N’oublions pas de mentionner un bien singulier usage. Avant d’enlever le défunt de la maison mortuaire, la face est découverte deux ou trois fois en présence d’un chien. Les chiens, — Ceux du moins qui ont au-dessus des yeux deux taches de feu, — sont considérés comme des animaux sacrés. On croit qu’ils conduisent les âmes au ciel et que leurs prunelles doubles ont le don d’éloigner les mauvais esprits. Selon les écritures de Zoroastre, un mort n’est privé de son âme que trois jours après son décès, et c’est pourquoi, pendant ces trois jours, un prêtre brûle du bois de santal non loin du lieu de la sépulture. Le quatrième jour, l’âme entre dans un monde inconnu, et des prières sont encore dites dans la maison mortuaire pour faciliter cette entrée.

La Tour du Silence a la forme d’un immense réservoir à gaz découvert par le haut. Les murailles circulaires sont construites en pierres dures, peintes extérieurement à la chaux. Elles ont, à Bombay, trente pieds d’élévation. Dans l’intérieur du sinistre monument se trouve une plate-forme de trois cents pieds de circonférence, formée de trois rangées de dalles granitiques sur lesquelles les corps sont déposés, nus, la face tournée vers le ciel. Comme il y a la même quantité de dalles dans chaque rangée concentrique, elles diminuent forcément de grandeur en convergeant vers le milieu de l’édifice.
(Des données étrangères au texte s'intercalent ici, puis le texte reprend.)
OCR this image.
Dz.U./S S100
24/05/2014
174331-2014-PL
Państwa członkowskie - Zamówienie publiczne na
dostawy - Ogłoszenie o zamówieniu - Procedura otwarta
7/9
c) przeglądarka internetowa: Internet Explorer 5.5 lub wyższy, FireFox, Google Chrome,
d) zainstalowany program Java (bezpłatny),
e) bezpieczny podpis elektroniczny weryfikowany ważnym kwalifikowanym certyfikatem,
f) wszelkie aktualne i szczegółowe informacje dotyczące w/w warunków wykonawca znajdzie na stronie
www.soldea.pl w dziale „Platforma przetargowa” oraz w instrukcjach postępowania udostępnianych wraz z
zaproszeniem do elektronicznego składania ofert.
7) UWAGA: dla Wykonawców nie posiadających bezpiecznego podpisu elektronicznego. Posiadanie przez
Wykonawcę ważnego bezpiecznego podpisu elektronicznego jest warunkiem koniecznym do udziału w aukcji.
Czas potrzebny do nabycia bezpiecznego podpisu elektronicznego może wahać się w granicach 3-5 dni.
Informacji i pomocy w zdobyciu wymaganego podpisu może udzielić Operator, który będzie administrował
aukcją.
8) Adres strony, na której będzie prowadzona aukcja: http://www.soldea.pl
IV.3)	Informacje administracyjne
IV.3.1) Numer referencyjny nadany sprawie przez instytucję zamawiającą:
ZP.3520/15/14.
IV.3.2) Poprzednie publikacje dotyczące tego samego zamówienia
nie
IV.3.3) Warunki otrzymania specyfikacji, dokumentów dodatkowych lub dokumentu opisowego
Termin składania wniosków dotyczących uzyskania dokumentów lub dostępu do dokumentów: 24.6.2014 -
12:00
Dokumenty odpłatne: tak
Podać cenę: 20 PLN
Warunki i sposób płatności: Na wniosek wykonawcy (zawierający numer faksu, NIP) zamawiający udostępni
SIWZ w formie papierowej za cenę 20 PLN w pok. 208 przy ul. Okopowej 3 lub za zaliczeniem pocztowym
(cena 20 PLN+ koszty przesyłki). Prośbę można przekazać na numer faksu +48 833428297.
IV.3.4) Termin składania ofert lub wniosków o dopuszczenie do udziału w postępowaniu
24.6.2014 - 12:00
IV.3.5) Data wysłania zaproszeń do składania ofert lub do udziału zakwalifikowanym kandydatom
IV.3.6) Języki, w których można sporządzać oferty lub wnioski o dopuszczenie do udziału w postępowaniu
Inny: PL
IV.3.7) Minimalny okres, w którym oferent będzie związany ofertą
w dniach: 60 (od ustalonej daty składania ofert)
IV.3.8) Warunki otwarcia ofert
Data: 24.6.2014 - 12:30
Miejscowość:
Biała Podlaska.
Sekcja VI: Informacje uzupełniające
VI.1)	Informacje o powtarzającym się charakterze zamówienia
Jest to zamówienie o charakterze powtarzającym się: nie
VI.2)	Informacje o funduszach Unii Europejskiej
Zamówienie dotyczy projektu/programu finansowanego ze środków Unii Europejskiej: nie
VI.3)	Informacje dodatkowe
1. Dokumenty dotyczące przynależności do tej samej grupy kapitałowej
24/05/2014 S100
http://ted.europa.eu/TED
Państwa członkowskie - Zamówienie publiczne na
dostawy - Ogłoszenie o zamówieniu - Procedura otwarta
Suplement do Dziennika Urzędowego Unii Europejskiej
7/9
Sur les plus grandes sont déposés les cadavres des hommes, sur les suivantes ceux des femmes, et les plus petites reçoivent les corps des enfans. Dans chaque rangée, le granit a été creusé de façon à former de petits canaux qui reçoivent les matières liquides des morts : elles découlent dans un vaste puits placé au centre de la tour. Lorsque les vautours ont achevé leur œuvre, ce qui s’accomplit en une heure, les ossemens, rapidement desséchés par le soleil des tropiques, sont jetés pêle-mêle dans le puits central. Là, ils se transforment en poussière : riches ou pauvres y sont confondus dans une égalité parfaite. Il est, dans les œuvres de Zoroastre, un verset ainsi conçu : « Que la terre, notre mère, ne soit jamais souillée ! » Les Parses, pour éviter cette souillure, livrent leurs corps aux vautours, puis remplissent de chaux vive et de grès filtrans le puits horrible, ainsi que les petits canaux conducteurs.